Адвокат, оторвавшись от своих невеселых мыслей, подтверждает, что ты говоришь все это не для красного словца, что ты прекрасный отец, и будь здесь твоя дочь, она бы… Она здесь! Зал несколько шокирован ее вихляющей походкой, проносится шепоток: «Ах, какая пикантная!» — ты же настороженно опускаешься на свою скамью. Настороженно, хотя, видит бог, у дочери нет оснований упрекнуть тебя в чем-либо.
Еще чуть-чуть, и давно назревшая родительская беседа переросла бы в бабью перебранку.

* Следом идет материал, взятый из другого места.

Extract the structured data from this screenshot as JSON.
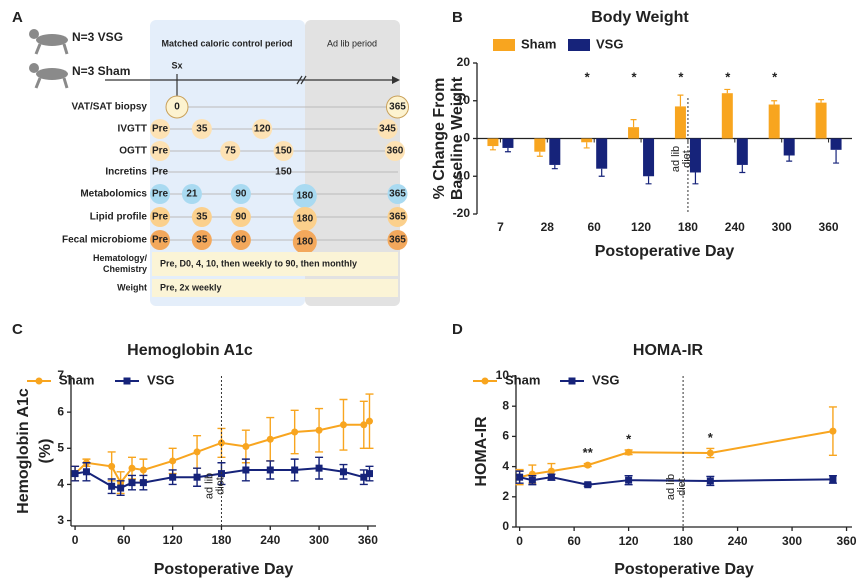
{
  "diagram": {
    "label": "A",
    "groups": [
      "N=3 VSG",
      "N=3 Sham"
    ],
    "surgery": "Sx",
    "header_left": "Matched caloric control period",
    "header_right": "Ad lib period",
    "rows": [
      {
        "label": "VAT/SAT biopsy",
        "points": [
          0,
          365
        ],
        "color": "#fdf3d0"
      },
      {
        "label": "IVGTT",
        "points": [
          "Pre",
          35,
          120,
          345
        ],
        "color": "#fde2b4"
      },
      {
        "label": "OGTT",
        "points": [
          "Pre",
          75,
          150,
          360
        ],
        "color": "#fde2b4"
      },
      {
        "label": "Incretins",
        "points": [
          "Pre",
          150
        ]
      },
      {
        "label": "Metabolomics",
        "points": [
          "Pre",
          21,
          90,
          180,
          365
        ],
        "color": "#a9daf1"
      },
      {
        "label": "Lipid profile",
        "points": [
          "Pre",
          35,
          90,
          180,
          365
        ],
        "color": "#fbd08c"
      },
      {
        "label": "Fecal microbiome",
        "points": [
          "Pre",
          35,
          90,
          180,
          365
        ],
        "color": "#f3a85c"
      }
    ],
    "text_rows": [
      {
        "label": [
          "Hematology/",
          "Chemistry"
        ],
        "text": "Pre, D0, 4, 10, then weekly to 90, then monthly"
      },
      {
        "label": [
          "Weight"
        ],
        "text": "Pre, 2x weekly"
      }
    ]
  },
  "chart_data": [
    {
      "type": "bar",
      "panel_label": "B",
      "title": "Body Weight",
      "xlabel": "Postoperative Day",
      "ylabel": [
        "% Change From",
        "Baseline Weight"
      ],
      "categories": [
        7,
        28,
        60,
        120,
        180,
        240,
        300,
        360
      ],
      "series": [
        {
          "name": "Sham",
          "color": "#f8a51f",
          "values": [
            -2,
            -3.5,
            -1,
            3,
            8.5,
            12,
            9,
            9.5
          ],
          "errors": [
            1,
            1.2,
            1.5,
            2,
            3,
            1,
            1,
            0.8
          ]
        },
        {
          "name": "VSG",
          "color": "#16237a",
          "values": [
            -2.5,
            -7,
            -8,
            -10,
            -9,
            -7,
            -4.5,
            -3
          ],
          "errors": [
            1,
            1,
            2,
            2,
            3,
            2,
            1.5,
            3.5
          ]
        }
      ],
      "significance": [
        null,
        null,
        "*",
        "*",
        "*",
        "*",
        "*",
        null
      ],
      "annotation": [
        "ad lib",
        "diet"
      ],
      "annotation_x": 180,
      "ylim": [
        -20,
        20
      ],
      "yticks": [
        -20,
        -10,
        0,
        10,
        20
      ]
    },
    {
      "type": "line",
      "panel_label": "C",
      "title": "Hemoglobin A1c",
      "xlabel": "Postoperative Day",
      "ylabel": [
        "Hemoglobin A1c",
        "(%)"
      ],
      "x": [
        0,
        14,
        45,
        56,
        70,
        84,
        120,
        150,
        180,
        210,
        240,
        270,
        300,
        330,
        355,
        362
      ],
      "series": [
        {
          "name": "Sham",
          "color": "#f8a51f",
          "values": [
            4.3,
            4.6,
            4.5,
            4.05,
            4.45,
            4.4,
            4.65,
            4.9,
            5.15,
            5.05,
            5.25,
            5.45,
            5.5,
            5.65,
            5.65,
            5.75
          ],
          "errors": [
            0.2,
            0.1,
            0.4,
            0.3,
            0.3,
            0.3,
            0.35,
            0.45,
            0.4,
            0.45,
            0.6,
            0.6,
            0.6,
            0.7,
            0.65,
            0.75
          ]
        },
        {
          "name": "VSG",
          "color": "#16237a",
          "values": [
            4.3,
            4.35,
            3.95,
            3.9,
            4.05,
            4.05,
            4.2,
            4.2,
            4.3,
            4.4,
            4.4,
            4.4,
            4.45,
            4.35,
            4.2,
            4.3
          ],
          "errors": [
            0.2,
            0.25,
            0.2,
            0.2,
            0.2,
            0.2,
            0.2,
            0.25,
            0.3,
            0.3,
            0.25,
            0.3,
            0.3,
            0.2,
            0.2,
            0.2
          ]
        }
      ],
      "annotation": [
        "ad lib",
        "diet"
      ],
      "annotation_x": 180,
      "xlim": [
        -5,
        370
      ],
      "xticks": [
        0,
        60,
        120,
        180,
        240,
        300,
        360
      ],
      "ylim": [
        2.85,
        7
      ],
      "yticks": [
        3,
        4,
        5,
        6,
        7
      ]
    },
    {
      "type": "line",
      "panel_label": "D",
      "title": "HOMA-IR",
      "xlabel": "Postoperative Day",
      "ylabel": [
        "HOMA-IR"
      ],
      "x": [
        0,
        14,
        35,
        75,
        120,
        210,
        345
      ],
      "series": [
        {
          "name": "Sham",
          "color": "#f8a51f",
          "values": [
            3.3,
            3.5,
            3.7,
            4.1,
            4.95,
            4.9,
            6.35
          ],
          "errors": [
            0.5,
            0.6,
            0.5,
            0.1,
            0.15,
            0.3,
            1.6
          ]
        },
        {
          "name": "VSG",
          "color": "#16237a",
          "values": [
            3.3,
            3.1,
            3.3,
            2.8,
            3.1,
            3.05,
            3.15
          ],
          "errors": [
            0.4,
            0.3,
            0.2,
            0.1,
            0.3,
            0.3,
            0.25
          ]
        }
      ],
      "significance": [
        null,
        null,
        null,
        "**",
        "*",
        "*",
        null
      ],
      "annotation": [
        "ad lib",
        "diet"
      ],
      "annotation_x": 180,
      "xlim": [
        -4,
        366
      ],
      "xticks": [
        0,
        60,
        120,
        180,
        240,
        300,
        360
      ],
      "ylim": [
        0,
        10
      ],
      "yticks": [
        0,
        2,
        4,
        6,
        8,
        10
      ]
    }
  ]
}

— Подождите, — терпеливо остановил ты обеих. — Не надо шуметь. Разумеется, нет ничего хорошего в том, что ты возвращаешься домой во втором часу ночи… Злата! — урезонил ты готовую взорваться дочь. — Я повторяю: нет ничего хорошего. Но и особо страшного в этом я тоже не вижу. — Тут уж взъерошилась Натали, но ты предостерегающе поднял руку. — Пожалуйста, имейте терпение выслушать до конца… Дело ведь не в том, во сколько ты приходишь домой. И не в том, что ты ненавидишь, как ты утверждаешь, этот город…
— Ненавижу.
— Понятно, — мирно согласился ты. — И этот город, и нас, своих родителей, которые, вероятно, поступают не всегда сообразно твоим представлениям.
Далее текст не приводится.